Phosphorus for agriculture

Phosphorus (P) is found in every cell of all living organisms. Human beings, animals and plants depend entirely on phosphorus to live and reproduce. It is a vital nutrient for virtually all biochemical reactions that occur within the plant including energy storage and utilization, photosynthesis, nutrient movement and genetic transfer.

P is the second most important nutrient for plants after nitrogen (N). It is classified as a major nutrient because it is required in relatively large amounts by crops. Beyond its effect on improving the efficiency of other vital nutrients such as nitrogen (N) and potassium (K), it has positive effects on water use efficiency, plant disease resistance, crop maturity, and crop quality.

Phosphate is entirely taken by plants from the soil. Unlike most of the other essential nutrients, phosphorus release from the soil is too slow and the soil reserves in most cultivated lands are generally insufficient to compensate for the removal of nutrients by plants. There are critical levels of P below which crop yields are severely depressed and farm profit is compromised.

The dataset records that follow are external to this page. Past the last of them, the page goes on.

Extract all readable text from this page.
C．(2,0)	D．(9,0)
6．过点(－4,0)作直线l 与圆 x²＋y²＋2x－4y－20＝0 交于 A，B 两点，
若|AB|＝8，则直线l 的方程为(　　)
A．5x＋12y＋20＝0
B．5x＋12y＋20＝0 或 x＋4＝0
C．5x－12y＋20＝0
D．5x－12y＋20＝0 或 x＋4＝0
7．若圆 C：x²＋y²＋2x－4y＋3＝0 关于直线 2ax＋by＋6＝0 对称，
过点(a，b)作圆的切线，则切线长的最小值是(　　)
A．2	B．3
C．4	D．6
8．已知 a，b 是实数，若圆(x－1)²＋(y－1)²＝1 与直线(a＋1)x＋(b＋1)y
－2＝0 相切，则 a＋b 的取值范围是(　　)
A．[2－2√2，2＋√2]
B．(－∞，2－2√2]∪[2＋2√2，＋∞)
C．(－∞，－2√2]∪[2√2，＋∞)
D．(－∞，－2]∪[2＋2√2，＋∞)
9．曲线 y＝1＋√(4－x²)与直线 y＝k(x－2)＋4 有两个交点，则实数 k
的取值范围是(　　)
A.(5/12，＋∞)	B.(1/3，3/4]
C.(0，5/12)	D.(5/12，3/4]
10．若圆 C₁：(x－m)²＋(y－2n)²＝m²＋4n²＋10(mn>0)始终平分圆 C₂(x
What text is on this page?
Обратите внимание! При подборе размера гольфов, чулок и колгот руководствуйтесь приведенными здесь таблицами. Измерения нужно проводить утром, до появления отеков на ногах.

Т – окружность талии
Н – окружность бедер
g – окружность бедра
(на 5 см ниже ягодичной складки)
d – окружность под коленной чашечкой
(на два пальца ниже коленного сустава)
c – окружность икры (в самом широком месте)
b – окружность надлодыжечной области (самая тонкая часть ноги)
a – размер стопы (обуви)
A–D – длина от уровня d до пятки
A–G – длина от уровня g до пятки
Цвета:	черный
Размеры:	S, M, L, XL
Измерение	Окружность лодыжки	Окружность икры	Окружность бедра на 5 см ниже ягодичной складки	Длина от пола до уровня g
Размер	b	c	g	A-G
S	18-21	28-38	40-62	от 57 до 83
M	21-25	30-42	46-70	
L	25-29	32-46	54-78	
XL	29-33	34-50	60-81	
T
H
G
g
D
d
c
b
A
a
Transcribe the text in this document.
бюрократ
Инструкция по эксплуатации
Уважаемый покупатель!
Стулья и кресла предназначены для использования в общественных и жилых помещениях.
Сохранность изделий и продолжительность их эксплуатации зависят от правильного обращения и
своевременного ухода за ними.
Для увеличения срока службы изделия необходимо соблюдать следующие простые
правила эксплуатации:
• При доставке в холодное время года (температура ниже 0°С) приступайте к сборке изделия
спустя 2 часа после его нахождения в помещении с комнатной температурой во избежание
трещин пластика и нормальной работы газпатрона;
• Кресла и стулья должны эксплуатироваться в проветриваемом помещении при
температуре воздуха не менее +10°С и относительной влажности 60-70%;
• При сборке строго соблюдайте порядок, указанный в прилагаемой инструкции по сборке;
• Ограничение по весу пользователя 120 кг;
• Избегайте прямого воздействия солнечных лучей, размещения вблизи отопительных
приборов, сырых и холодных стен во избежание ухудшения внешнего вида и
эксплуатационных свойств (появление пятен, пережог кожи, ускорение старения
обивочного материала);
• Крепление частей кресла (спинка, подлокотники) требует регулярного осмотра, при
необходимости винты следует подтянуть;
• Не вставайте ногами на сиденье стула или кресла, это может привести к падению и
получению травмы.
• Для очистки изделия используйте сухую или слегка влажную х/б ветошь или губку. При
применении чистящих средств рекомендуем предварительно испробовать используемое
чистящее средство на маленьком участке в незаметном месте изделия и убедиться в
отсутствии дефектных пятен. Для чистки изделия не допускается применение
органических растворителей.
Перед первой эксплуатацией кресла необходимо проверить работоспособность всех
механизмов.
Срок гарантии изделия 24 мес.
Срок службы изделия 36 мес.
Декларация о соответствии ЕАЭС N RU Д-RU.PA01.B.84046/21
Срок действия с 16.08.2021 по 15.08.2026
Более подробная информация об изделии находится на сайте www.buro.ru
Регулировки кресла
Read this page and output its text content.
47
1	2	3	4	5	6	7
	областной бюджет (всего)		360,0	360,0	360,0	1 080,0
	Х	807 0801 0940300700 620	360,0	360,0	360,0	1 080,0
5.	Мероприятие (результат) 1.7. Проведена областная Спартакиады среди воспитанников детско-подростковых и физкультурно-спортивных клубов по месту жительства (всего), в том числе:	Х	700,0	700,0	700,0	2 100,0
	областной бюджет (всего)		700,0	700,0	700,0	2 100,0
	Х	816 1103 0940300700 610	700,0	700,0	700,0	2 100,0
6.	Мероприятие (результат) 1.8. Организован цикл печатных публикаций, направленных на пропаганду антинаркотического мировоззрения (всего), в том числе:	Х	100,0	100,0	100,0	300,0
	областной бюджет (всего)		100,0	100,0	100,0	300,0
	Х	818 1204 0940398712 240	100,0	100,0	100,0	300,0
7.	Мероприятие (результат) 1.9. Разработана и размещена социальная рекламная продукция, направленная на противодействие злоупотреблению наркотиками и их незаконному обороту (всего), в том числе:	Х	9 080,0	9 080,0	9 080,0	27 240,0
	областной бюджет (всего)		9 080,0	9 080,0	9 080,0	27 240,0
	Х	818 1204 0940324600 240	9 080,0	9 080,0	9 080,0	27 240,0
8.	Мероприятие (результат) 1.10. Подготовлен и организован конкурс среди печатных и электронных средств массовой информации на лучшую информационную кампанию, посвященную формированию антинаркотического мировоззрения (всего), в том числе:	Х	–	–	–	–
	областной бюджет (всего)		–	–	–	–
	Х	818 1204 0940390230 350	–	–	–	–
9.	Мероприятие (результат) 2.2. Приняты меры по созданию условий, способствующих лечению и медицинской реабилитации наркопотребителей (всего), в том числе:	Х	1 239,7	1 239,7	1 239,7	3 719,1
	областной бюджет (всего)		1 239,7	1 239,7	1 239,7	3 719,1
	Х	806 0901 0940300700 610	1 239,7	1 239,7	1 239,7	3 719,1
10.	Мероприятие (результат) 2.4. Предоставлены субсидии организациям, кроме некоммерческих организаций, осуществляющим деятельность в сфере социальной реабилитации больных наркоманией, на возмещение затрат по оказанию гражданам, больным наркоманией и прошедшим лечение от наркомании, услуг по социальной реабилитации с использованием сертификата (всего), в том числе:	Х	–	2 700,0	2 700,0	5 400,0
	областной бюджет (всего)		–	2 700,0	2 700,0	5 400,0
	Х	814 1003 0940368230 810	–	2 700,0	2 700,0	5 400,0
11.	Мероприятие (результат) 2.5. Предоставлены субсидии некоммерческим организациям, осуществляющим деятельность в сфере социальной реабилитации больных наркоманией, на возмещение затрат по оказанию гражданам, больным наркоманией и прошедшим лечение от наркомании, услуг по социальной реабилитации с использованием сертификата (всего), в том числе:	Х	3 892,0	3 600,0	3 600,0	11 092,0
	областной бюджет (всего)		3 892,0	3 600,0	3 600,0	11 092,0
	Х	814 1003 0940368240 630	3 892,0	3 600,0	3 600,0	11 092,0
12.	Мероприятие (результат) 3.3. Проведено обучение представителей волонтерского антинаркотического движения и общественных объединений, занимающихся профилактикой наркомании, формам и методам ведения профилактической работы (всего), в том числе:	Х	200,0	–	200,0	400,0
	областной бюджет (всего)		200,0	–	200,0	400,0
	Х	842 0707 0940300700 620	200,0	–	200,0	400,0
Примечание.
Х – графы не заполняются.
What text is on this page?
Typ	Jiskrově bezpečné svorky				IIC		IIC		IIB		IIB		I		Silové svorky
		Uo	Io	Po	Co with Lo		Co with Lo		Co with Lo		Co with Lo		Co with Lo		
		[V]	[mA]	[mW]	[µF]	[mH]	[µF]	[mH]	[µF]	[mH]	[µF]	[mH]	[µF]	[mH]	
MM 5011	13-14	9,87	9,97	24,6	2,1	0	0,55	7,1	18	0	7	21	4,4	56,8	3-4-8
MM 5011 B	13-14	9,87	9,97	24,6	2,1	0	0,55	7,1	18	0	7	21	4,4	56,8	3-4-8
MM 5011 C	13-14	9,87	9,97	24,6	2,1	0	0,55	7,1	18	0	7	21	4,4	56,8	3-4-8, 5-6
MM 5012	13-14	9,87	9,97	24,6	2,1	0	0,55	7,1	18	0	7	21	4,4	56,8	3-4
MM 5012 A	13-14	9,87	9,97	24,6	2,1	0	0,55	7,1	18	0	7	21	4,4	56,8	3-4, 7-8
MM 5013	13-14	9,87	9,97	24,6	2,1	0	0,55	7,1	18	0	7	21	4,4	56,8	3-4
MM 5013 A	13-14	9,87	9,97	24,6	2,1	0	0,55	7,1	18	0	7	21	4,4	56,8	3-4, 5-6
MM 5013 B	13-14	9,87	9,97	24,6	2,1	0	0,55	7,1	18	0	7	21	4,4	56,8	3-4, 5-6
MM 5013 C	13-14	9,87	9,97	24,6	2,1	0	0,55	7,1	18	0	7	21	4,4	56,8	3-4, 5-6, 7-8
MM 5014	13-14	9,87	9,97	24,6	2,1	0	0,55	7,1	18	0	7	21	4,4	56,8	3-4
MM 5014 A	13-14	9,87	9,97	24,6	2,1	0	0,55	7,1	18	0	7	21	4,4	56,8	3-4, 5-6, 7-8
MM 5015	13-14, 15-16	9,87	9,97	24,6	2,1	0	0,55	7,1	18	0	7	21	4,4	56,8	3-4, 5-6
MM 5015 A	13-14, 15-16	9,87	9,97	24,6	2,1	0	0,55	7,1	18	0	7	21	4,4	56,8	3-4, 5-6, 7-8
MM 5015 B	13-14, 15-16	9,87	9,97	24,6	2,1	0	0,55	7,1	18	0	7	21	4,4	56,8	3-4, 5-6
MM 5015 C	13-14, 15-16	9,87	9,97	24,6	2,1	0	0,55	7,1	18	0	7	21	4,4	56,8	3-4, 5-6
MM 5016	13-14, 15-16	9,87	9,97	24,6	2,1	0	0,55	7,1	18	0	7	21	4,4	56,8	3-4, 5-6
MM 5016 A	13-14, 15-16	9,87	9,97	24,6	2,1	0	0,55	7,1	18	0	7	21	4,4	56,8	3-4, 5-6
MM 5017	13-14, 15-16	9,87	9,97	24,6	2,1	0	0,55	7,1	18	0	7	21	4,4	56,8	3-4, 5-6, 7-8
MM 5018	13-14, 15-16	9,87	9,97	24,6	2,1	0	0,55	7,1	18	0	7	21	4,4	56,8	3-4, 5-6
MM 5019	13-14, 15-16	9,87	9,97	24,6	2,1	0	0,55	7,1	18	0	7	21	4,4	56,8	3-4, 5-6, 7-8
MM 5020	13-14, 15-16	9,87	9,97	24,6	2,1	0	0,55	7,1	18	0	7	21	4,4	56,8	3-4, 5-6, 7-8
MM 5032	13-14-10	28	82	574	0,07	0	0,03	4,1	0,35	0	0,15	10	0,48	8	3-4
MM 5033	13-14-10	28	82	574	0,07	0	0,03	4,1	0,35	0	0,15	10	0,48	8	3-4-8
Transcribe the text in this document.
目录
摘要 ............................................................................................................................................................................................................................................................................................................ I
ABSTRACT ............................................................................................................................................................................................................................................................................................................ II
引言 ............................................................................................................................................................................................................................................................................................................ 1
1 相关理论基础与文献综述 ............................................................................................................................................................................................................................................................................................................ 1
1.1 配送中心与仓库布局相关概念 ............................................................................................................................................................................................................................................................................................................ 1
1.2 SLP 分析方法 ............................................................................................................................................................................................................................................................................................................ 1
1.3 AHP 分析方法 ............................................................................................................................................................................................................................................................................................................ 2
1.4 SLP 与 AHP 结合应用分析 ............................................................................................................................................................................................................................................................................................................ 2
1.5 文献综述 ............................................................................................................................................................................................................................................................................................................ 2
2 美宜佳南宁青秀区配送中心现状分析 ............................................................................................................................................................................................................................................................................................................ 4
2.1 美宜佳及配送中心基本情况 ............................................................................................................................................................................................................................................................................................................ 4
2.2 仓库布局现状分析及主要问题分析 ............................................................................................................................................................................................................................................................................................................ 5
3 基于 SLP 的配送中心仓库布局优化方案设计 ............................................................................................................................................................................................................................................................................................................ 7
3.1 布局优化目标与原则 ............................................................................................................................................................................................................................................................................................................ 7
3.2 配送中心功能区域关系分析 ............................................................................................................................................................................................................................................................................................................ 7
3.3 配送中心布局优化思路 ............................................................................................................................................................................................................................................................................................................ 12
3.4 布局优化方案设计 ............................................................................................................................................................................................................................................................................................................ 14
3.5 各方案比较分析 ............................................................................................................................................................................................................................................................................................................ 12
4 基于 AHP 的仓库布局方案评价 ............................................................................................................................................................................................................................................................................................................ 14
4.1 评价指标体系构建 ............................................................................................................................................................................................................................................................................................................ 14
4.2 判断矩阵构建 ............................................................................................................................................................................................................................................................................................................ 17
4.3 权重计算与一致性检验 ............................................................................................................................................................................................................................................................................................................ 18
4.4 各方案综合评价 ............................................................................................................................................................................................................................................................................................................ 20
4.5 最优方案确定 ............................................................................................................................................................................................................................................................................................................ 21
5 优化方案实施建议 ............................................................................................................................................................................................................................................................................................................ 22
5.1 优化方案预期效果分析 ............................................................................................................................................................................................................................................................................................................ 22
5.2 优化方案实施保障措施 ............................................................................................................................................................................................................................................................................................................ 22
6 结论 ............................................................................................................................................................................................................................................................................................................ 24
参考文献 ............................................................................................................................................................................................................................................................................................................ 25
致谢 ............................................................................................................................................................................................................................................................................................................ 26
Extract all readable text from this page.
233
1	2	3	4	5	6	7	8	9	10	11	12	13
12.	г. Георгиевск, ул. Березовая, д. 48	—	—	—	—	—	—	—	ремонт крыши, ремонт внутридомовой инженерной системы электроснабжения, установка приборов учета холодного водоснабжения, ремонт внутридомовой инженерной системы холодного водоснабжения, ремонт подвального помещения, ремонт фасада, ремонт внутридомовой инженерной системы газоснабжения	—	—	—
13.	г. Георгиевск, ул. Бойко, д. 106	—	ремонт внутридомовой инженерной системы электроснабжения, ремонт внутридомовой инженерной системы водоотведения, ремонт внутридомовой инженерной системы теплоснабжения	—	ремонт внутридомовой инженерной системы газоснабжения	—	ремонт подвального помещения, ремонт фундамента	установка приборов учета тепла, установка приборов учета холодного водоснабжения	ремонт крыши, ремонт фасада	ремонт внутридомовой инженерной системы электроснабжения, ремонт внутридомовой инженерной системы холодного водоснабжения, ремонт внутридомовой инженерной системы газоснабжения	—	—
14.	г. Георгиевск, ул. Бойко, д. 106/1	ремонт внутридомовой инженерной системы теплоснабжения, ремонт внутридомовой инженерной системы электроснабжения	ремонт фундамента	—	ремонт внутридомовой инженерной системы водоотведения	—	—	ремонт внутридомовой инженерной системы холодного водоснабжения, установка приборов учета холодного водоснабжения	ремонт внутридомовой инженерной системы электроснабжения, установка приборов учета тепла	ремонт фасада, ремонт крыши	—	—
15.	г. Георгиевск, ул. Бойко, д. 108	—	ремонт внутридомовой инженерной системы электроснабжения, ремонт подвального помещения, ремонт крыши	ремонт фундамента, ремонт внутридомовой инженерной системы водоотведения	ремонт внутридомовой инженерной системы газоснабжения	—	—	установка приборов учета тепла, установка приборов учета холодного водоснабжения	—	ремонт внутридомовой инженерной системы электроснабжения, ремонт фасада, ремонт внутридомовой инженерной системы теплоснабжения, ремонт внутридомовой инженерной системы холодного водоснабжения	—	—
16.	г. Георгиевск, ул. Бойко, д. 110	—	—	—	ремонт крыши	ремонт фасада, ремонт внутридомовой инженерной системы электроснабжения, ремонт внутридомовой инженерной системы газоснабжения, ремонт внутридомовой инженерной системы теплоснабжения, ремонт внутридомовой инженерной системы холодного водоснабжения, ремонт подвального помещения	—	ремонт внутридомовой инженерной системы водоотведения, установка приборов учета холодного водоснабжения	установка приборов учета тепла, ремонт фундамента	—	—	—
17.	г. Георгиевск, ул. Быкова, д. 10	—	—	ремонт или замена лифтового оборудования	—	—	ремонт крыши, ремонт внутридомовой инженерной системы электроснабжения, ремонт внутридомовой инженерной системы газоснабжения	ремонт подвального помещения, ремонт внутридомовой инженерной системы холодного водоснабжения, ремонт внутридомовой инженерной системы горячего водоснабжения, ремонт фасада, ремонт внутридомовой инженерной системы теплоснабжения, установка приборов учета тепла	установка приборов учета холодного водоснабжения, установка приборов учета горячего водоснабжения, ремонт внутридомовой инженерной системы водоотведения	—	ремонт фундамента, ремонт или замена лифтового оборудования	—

Phosphate Rock and P Fertilizers

The only economic source containing native phosphorus is Phosphate rock (PR). It is primarily used as a raw material in the manufacture of phosphoric acid, mineral P fertilizers and other phosphate products. Many geological types of PR are extracted throughout the world with varying chemical and physical properties. They are composed mainly of one or more complex fluorine containing calcium phosphates. They originate either from volcanic action or from sedimentary deposits on the seabed, usually in shallow coastal areas, which subsequently became land. Sedimentary deposits account for the bulk of commercial phosphate production. Most of these PRs are considered to be "unreactive" because they contain little if any water-soluble P in their natural form. When directly applied to the soil, very little of the P in these PRs becomes available to plants. For this reason, the P in the PR must be converted into plant available forms by industrial process in order to obtain P fertilizers with high water solubility (WS) such as Superphosphates with 80-90% WS or ammonium phosphates containing over 90% of water soluble P. 

However, a small number of PRs such as GAFSA have proved to be useful P fertilizers when directly applied to the soil under appropriate rainfall and soil conditions. They are called Reactive PRs or RPRs.

Expression of the phosphorus content

Grade of commercial phosphate rock is usually defined in terms of its phosphorus pentoxide (P2O5) content. This expression is also used for mineral P fertilizers, even though the P2O5 form does not exit in either soils or fertilizers as such. The phosphorus concentration in phosphate rock is also commonly expressed in terms of tricalcium phosphate Ca3(PO4)2 known in the trade as "Bone Phosphate of Lime" or BPL. This term originated when tricalcium was thought to be the main constituent of bone and phosphate rock. It is now known that the phosphorus component of both bone and most phosphate rocks is substituted apatitic compounds.